Dans un communiqué d’Interloire, on apprend que « sur le circuit des cavistes de Paris et de sa banlieue, un vin biologique sur sept est aujourd’hui un vin ligérien. » Ceci, selon une étude XJ Analyses Décisions–CNIV*. « Avec 14,5 % des références, le vignoble du Val de Loire fait ainsi figure de leader du rayon bio, devant les appellations de la Vallée du Rhône et du Languedoc », indique encore le communiqué.

 On peut notamment observer les très beaux scores des blancs ligériens « qui dominent largement la concurrence avec 21 % des référencements bio dans la couleur, devant l’Alsace. » Quant aux rouges de Loire, ils pèsent pour 12 % des parts de marché sur le rayon bio, ce qui les classe en troisième position derrière le Rhône et le Languedoc.

 Tous types de vin confondus, bio ou conventionnels, « les vins AOP du Val de Loire sont présents chez 99 % des cavistes relevés. » Ils représentent 9,2 % de l’offre des cavistes franciliens. « Leur part d’offre est équivalente à celle de la Champagne et de la Vallée du Rhône, derrière la Bourgogne et Bordeaux. Au niveau des couleurs, les blancs se distinguent puisque la région se classe deuxième derrière la Bourgogne, avec 16 % de l’offre. Un vin référencé sur cinq est un sancerre ou un touraine. »

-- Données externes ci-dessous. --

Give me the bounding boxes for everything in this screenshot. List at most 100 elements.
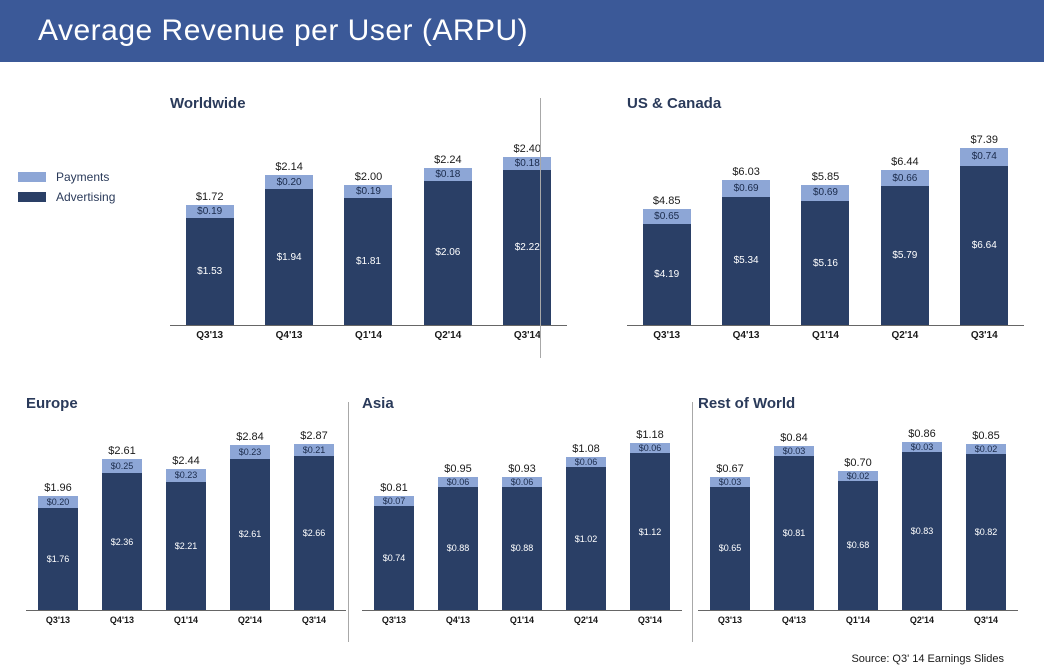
segment-advertising: $2.06: [424, 181, 472, 325]
total-label: $7.39: [970, 134, 998, 146]
chart-title-asia: Asia: [362, 395, 682, 412]
segment-advertising: $0.81: [774, 456, 814, 610]
segment-advertising: $1.12: [630, 453, 670, 610]
bar-europe-2: $2.44 $0.23$2.21: [166, 455, 206, 611]
x-axis-label: Q3'13: [186, 330, 234, 341]
total-label: $0.93: [508, 463, 536, 475]
segment-payments: $0.06: [630, 443, 670, 453]
bar-us_canada-3: $6.44$0.66$5.79: [881, 156, 929, 325]
segment-advertising: $1.02: [566, 467, 606, 610]
segment-advertising: $1.53: [186, 218, 234, 325]
segment-advertising: $5.16: [801, 201, 849, 325]
chart-area-asia: $0.81$0.07$0.74$0.95$0.06$0.88$0.93$0.06…: [362, 416, 682, 611]
bar-worldwide-1: $2.14$0.20$1.94: [265, 161, 313, 325]
x-axis-label: Q3'14: [966, 615, 1006, 625]
segment-payments: $0.65: [643, 209, 691, 225]
bar-asia-4: $1.18 $0.06$1.12: [630, 429, 670, 610]
segment-advertising: $4.19: [643, 224, 691, 325]
x-axis-label: Q1'14: [801, 330, 849, 341]
segment-advertising: $1.81: [344, 198, 392, 325]
bar-us_canada-4: $7.39$0.74$6.64: [960, 134, 1008, 325]
total-label: $0.81: [380, 482, 408, 494]
separator-vertical: [692, 402, 693, 642]
x-axis-label: Q3'13: [643, 330, 691, 341]
bar-europe-1: $2.61$0.25$2.36: [102, 445, 142, 610]
chart-area-us_canada: $4.85$0.65$4.19$6.03$0.69$5.34$5.85$0.69…: [627, 116, 1024, 326]
segment-advertising: $2.21: [166, 482, 206, 610]
segment-payments: $0.03: [902, 442, 942, 452]
x-axis-label: Q4'13: [438, 615, 478, 625]
segment-payments: $0.20: [265, 175, 313, 189]
bar-row-2: $0.70$0.02$0.68: [838, 457, 878, 610]
bar-row-0: $0.67$0.03$0.65: [710, 463, 750, 611]
segment-payments: $0.06: [502, 477, 542, 487]
segment-payments: $0.19: [186, 205, 234, 218]
segment-advertising: $0.65: [710, 487, 750, 611]
segment-payments: $0.03: [774, 446, 814, 456]
total-label: $2.44: [172, 455, 200, 467]
segment-payments: $0.18: [503, 157, 551, 170]
chart-title-us_canada: US & Canada: [627, 95, 1024, 112]
x-axis-label: Q2'14: [424, 330, 472, 341]
bar-europe-4: $2.87$0.21$2.66: [294, 430, 334, 610]
bar-us_canada-2: $5.85 $0.69$5.16: [801, 171, 849, 325]
bar-worldwide-4: $2.40$0.18$2.22: [503, 143, 551, 325]
x-axis-label: Q2'14: [881, 330, 929, 341]
x-axis-label: Q2'14: [230, 615, 270, 625]
total-label: $5.85: [812, 171, 840, 183]
x-axis-label: Q4'13: [102, 615, 142, 625]
segment-advertising: $0.83: [902, 452, 942, 610]
total-label: $0.85: [972, 430, 1000, 442]
segment-advertising: $5.79: [881, 186, 929, 325]
legend-swatch-advertising: [18, 192, 46, 202]
total-label: $6.03: [732, 166, 760, 178]
x-axis-label: Q3'14: [503, 330, 551, 341]
segment-advertising: $2.22: [503, 170, 551, 325]
x-axis-label: Q1'14: [344, 330, 392, 341]
segment-payments: $0.02: [966, 444, 1006, 454]
total-label: $1.18: [636, 429, 664, 441]
chart-area-row: $0.67$0.03$0.65$0.84$0.03$0.81$0.70$0.02…: [698, 416, 1018, 611]
segment-payments: $0.23: [166, 469, 206, 482]
segment-advertising: $1.94: [265, 189, 313, 325]
x-axis-label: Q3'13: [374, 615, 414, 625]
total-label: $1.72: [196, 191, 224, 203]
segment-advertising: $0.88: [438, 487, 478, 610]
segment-payments: $0.69: [722, 180, 770, 197]
legend-item-advertising: Advertising: [18, 190, 115, 204]
x-axis-label: Q1'14: [838, 615, 878, 625]
segment-payments: $0.06: [566, 457, 606, 467]
total-label: $0.86: [908, 428, 936, 440]
bar-row-3: $0.86 $0.03$0.83: [902, 428, 942, 610]
segment-payments: $0.20: [38, 496, 78, 508]
x-axis-label: Q3'14: [630, 615, 670, 625]
segment-advertising: $0.88: [502, 487, 542, 610]
legend: Payments Advertising: [18, 170, 115, 210]
total-label: $1.96: [44, 482, 72, 494]
total-label: $4.85: [653, 195, 681, 207]
total-label: $0.84: [780, 432, 808, 444]
x-axis-label: Q4'13: [774, 615, 814, 625]
segment-advertising: $1.76: [38, 508, 78, 610]
total-label: $6.44: [891, 156, 919, 168]
segment-payments: $0.21: [294, 444, 334, 456]
segment-payments: $0.25: [102, 459, 142, 474]
legend-swatch-payments: [18, 172, 46, 182]
bar-worldwide-0: $1.72 $0.19$1.53: [186, 191, 234, 325]
total-label: $0.95: [444, 463, 472, 475]
bar-europe-3: $2.84$0.23$2.61: [230, 431, 270, 610]
x-axis-label: Q4'13: [265, 330, 313, 341]
chart-area-europe: $1.96 $0.20$1.76 $2.61$0.25$2.36 $2.44 $0.23…: [26, 416, 346, 611]
page-title: Average Revenue per User (ARPU): [0, 0, 1044, 62]
segment-payments: $0.69: [801, 185, 849, 202]
segment-payments: $0.03: [710, 477, 750, 487]
legend-item-payments: Payments: [18, 170, 115, 184]
x-axis-label: Q4'13: [722, 330, 770, 341]
segment-advertising: $2.36: [102, 473, 142, 610]
segment-advertising: $6.64: [960, 166, 1008, 325]
x-axis-label: Q2'14: [902, 615, 942, 625]
segment-payments: $0.06: [438, 477, 478, 487]
legend-label-payments: Payments: [56, 170, 109, 184]
total-label: $2.87: [300, 430, 328, 442]
bar-asia-3: $1.08$0.06$1.02: [566, 443, 606, 610]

Cette étude ne fait en fait que confirmer la tendance que nous remarquons, nous, auprès de nos interlocuteurs lorsque Le Vin Ligérien, notre magazine, est en salon. Il n’en demeure pas moins que le Val de Loire, notamment la Touraine, a encore de gros progrès à faire sur le plan collectif pour se faire entendre. Quant à la performance du Sancerrois, elle n’est pas étonnante. Cela fait en effet plusieurs décennies que ses vignerons sont partis à la conquête des marchés, en ordre serré et collectivement, justement. Un modèle, sans aucun doute.

J.-C.B.

*Après un relevé d’offres de 116 caves et de 41 340 références, de fin août à fin novembre 2017. « Mais cette offre est probablement sous-estimée », avance-t-on du côté d’Interloire, « du fait que le logo AB est parfois affiché sur la contre-étiquette et que, sauf exception, les bouteilles n’ont pas été manipulées pour y lire le dos. »

Notre photo : un sauvignon à la fin mai du côté de Quincy.